Barley is an ancient grain and is extremely high in minerals. It is a grain that will make a sweet and crumbly bread.

Oat groats are richest in proteins and minerals. Oat flour is fine ground for bread and has a creamy, sweet flavor. Oat flour is low in gluten so it can not be used to make bread, but can be mixed with wheat flour to add fluffier and texture to bread, muffins, pancakes, etc. Roll these fresh oats and use them as a topping on your bread alone or in combination with wheat flakes or corn flakes.

Corn is a popular grain with a sweet flavor and is the ingredient in corn bread, tortillas, Johnny cakes, hushpuppies. Popcorn can not be used to grind for making flour as it is very hard and will damage a grain mill. Only dried corn can be used.
Millet is a small yellow grain with a mild, sweet flavor. Millet is a seed of an annual grass. Millet can produce a bread with a crumbly texture or can be made into a good sliced bread for people who have Celiac Disease.

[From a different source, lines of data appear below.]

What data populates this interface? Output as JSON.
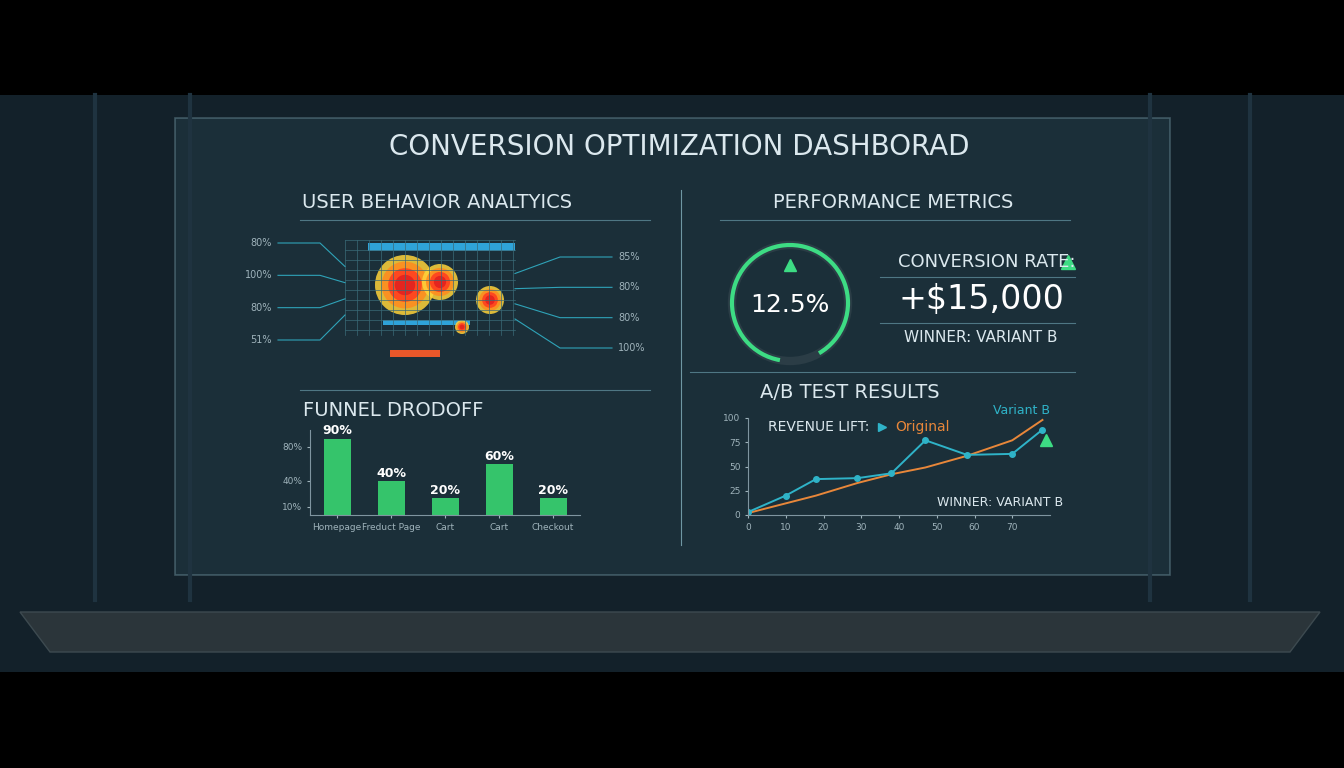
{
  "title": "CONVERSION OPTIMIZATION DASHBORAD",
  "user_behavior": {
    "title": "USER BEHAVIOR ANALTYICS",
    "left_labels": [
      "80%",
      "100%",
      "80%",
      "51%"
    ],
    "right_labels": [
      "85%",
      "80%",
      "80%",
      "100%"
    ]
  },
  "performance": {
    "title": "PERFORMANCE METRICS",
    "gauge_label": "12.5%",
    "metric_label": "CONVERSION RATE:",
    "metric_value": "+$15,000",
    "winner": "WINNER: VARIANT B"
  },
  "chart_data": [
    {
      "type": "bar",
      "title": "FUNNEL DRODOFF",
      "categories": [
        "Homepage",
        "Freduct Page",
        "Cart",
        "Cart",
        "Checkout"
      ],
      "values": [
        90,
        40,
        20,
        60,
        20
      ],
      "value_labels": [
        "90%",
        "40%",
        "20%",
        "60%",
        "20%"
      ],
      "data_labels": true,
      "color": "#35c46b",
      "ylim": [
        0,
        100
      ],
      "yticks": [
        {
          "value": 10,
          "label": "10%"
        },
        {
          "value": 40,
          "label": "40%"
        },
        {
          "value": 80,
          "label": "80%"
        }
      ]
    },
    {
      "type": "line",
      "title": "A/B TEST RESULTS",
      "annotations": [
        "REVENUE LIFT:",
        "WINNER: VARIANT B"
      ],
      "x": [
        0,
        10,
        18,
        29,
        38,
        47,
        58,
        70,
        78
      ],
      "series": [
        {
          "name": "Original",
          "color": "#e8873a",
          "line_style": "solid",
          "values": [
            2,
            12,
            20,
            33,
            42,
            49,
            61,
            77,
            98
          ]
        },
        {
          "name": "Variant B",
          "color": "#2fb3c8",
          "line_style": "solid",
          "marker": "o",
          "values": [
            3,
            20,
            37,
            38,
            43,
            77,
            62,
            63,
            88
          ]
        }
      ],
      "xlim": [
        0,
        80
      ],
      "xticks": [
        0,
        10,
        20,
        30,
        40,
        50,
        60,
        70
      ],
      "ylim": [
        0,
        100
      ],
      "yticks": [
        0,
        25,
        50,
        75,
        100
      ]
    }
  ]
}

Buckwheat is not a wheat, but is a grass belonging to the sorrel family. Freshly ground buckwheat is excellent in combination with wheat for pancakes and a small amount for a wonderful bread.

Soy Flour is ground from toasted soybeans and contains 40 to 50 percent protein. A musty- flavored grain, soy flour is fifteen times richer in calcium and iron than wheat.

By varying the grains used, one can precisely tailor a flour for a specific recipe. For example:
A mix of 3:2 hard red wheat and soft white wheat makes soft yeasted rolls.
10 - 20 % rice flour makes for crunchier cookies.
A 3:1 mix of soft wheat and oat flour makes a cake flour suitable for the most delicate chiffon cake.

Beans can be added to breads, but substitute 1/3 - 1/6 in place of whole wheat flour. These flours do not contain enough gluten in themselves for successful high rising yeast bread making.

Wheat flour contains the highest amount of gluten. Gluten is a protein, part of the grain that develops elasticity when it is kneaded. It is the substance that traps the carbon dioxide given off by the fermenting yeast thus expanding and stretching, giving texture and rise.

Vital Wheat Gluten - This is a must for a lighter yeasted bread. The gluten is extracted from high protein wheat. It is also a binder, making dough more elastic and gives it a boost. It also helps to compensate for the damage done to the gluten in your bread dough due to the bran’s jagged edges which occur during the mill process.
Baking with fresh ground wheat, rye, oats and other grains is nutritional, healthy and fun. There is a learning curve and I will be adding many tips, hints and recipes for delicious breads, cookies, cakes, and granola bars. Enjoy!